On the other hand, Pakistan is a signatory to the South Asian Association for Regional Cooperation (SAARC) Convention on Preventing and Combating Trafficking in Women and Children and promulgated the Prevention and Control of Human Trafficking Ordinance in 2002. Rules under laws were framed in 2004 but enforcement mechanisms are still missing. Millions of children throughout the world and in Pakistan mostly are targets of child trafficking. They are victims of pornography, trafficking and child prostitution. Common reasons cited for this disgusting category of child exploitation are poverty, low status of girls and women, rapid urbanisation, breakup of traditional families, consumerist values and sensational mass media. Trafficking deprives child victims of the privilege to exercise their rights, including the right to belong/identity, the right to freedom, education and healthcare, as well as not being subjected to torture or cruel and inhumane treatment.
I am of the view that Pakistan’s laws on child trafficking need to urgently be strengthened to consistently protect all children against trafficking. A few issues should be addressed to control child trafficking; there are no specialised child protection units in Pakistan, even though plans to establish these have been in the pipeline for the past few years. While the Juvenile Justice System Ordinance (JJSO) 2000 offered greater protection to children, it is not being implemented in its totality. However, the judiciary should assume the leadership role for ensuring its implementation if provincial governments lack the interest to provide direction in this regard.
Secondly, the trafficking ordinance’s offence of child trafficking does not include cases where children are threatened or coerced into providing consent to be trafficked. Since its provisions are limited to trafficking in and out of Pakistan, it leaves out cases of internal trafficking. Moreover, Pakistan must ratify the Optional Protocol on the sale of children, child prostitution and child pornography and sign the protocol to prevent, suppress and punish trafficking in persons. The state offers these workers no effective protection against this exploitation. Although slavery is unconstitutional in Pakistan and violates various national and international laws, state practices support its existence. The state rarely prosecutes or punishes employers who hold workers in servitude.

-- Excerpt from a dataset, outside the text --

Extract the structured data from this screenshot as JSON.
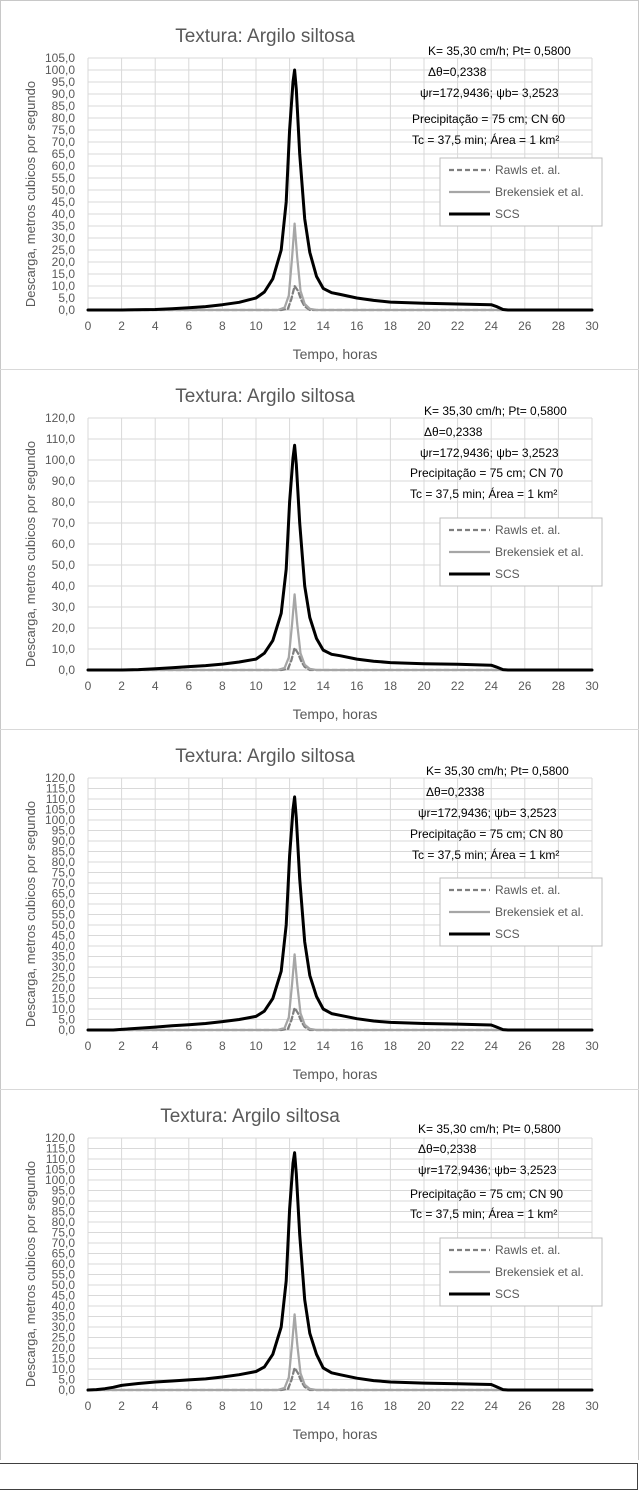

I would suggest that action be taken to rescue children who have been trafficked and to return them to their families and school so that they can rebuild their lives. If return is not immediately possible or desired, alternative arrangements must be made so that the child’s future is secure and meaningful. For this purpose, international NGOs should collaborate with government agencies to overcome capacity issues and contribute to the training of officials and police who may need support in understanding both the exploitative nature of trafficking and the need to protect the rights of children. I would also suggest that any NGO or government institution conduct, at the national level, a study on the trafficking of children to learn the measure and magnitude of the problem and develop strategies to discourage and eventually eliminate the scourge of trafficking, saving children from becoming victims of the worst forms of child labour and exploitation. It must ensure that their lives do not fade out before having seen the light of day. Child trafficking is a horrific act and we, together as a society; need to make an effort to combat this heinous crime.